Even the World Bank in its reports came to the conclusion that the notion of sustainable development constitutes an impossibility under the prolonged Israeli occupation, and yet high sums of money keep on being invested into the “inexorable meltdown“ that is the Palestinian economy. Rather than seeing the situation for what it is, i.e. a military occupation, which controls each and every aspect of Palestinian life, and rather than holding Israel accountable for the continued destruction of Palestinian livelihoods and infrastructure, aid agencies go on and keep on paying for the destruction, thereby making the occupation a livable reality for its residents.

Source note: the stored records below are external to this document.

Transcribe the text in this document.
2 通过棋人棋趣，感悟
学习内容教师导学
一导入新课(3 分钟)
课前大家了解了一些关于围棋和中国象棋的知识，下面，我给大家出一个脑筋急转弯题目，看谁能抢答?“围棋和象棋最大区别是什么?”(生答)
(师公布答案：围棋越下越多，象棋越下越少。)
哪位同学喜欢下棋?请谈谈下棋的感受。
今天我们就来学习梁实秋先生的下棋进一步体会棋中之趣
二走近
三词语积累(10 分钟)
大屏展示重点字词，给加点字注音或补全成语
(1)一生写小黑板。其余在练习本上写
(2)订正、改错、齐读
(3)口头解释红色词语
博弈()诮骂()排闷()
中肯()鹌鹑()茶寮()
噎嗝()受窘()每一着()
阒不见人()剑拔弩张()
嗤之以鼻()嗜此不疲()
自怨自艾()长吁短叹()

The real needs of those residents seem to be of secondary importance as donor policies are mainly driven by the dynamics between the donors and Israel, whose approval is needed for almost every project. An often cited example is that of USAID which financed the building of new roads in the West Bank in order to make up for those only accessible to Israelis. Again, while the building of infrastructure is obviously a necessity, USAID at the same time also purports Israel's segregationist policies, tolerates the continued theft of Palestinian land and subsidises the smooth running of the occupation.

One of the most common criticism launched against international aid in general concerns the relations of dependency that it creates. In the Palestinian context aid has contributed to a further erosion of Palestinian civil society, as volunteerism, once a vibrant part of Palestinian life, has given way to passivity, "as millions of people have come to rely on food aid, free shelter, and handouts", Dalia, a Palestinian community foundation writes. Prior to Oslo the Palestinian civil society was engaged in large scale civil resistance against the Occupation, during Oslo's aftermath NGOs would increasingly tailor their programmes according to the respective donor agendas, rather than to the quest for freedom. 

Similarly, the creation of the Palestinian Authority as the main recipient of international aid, has turned the Palestinian leadership into an entity completely dependent on subsidies, and therefore malleable to accept donor demands. The result is an "authoritarian, unaccountable and repressive" regime, which replaced its original goal of national liberation with one of becoming a security subcontractor for Israel.

Dalia therefore concludes that the international aid system has further disempowered the Palestinian population and together with other activists appeals to aid organisations and agencies to rethink the claim that their work is "apolitical" and to stop being complicit in the deliberate devastation of the people it claims to serve. The only means to achieve real development is a just political settlement of the Israeli-Palestinian conflict. Research by Dalia has found that rather than aid, most Palestinians demand political intervention and the financial support they are entitled to in order to pursue their own development.

Rather than perpetuating the unequal status quo, donors should invest into an economic vision that reinforces self-sustainability and socio-economic, as well as cultural resistance over and above artificial economic growth. Development, within the Palestinian context, should aim at realizing rights, freedoms, and self-determination.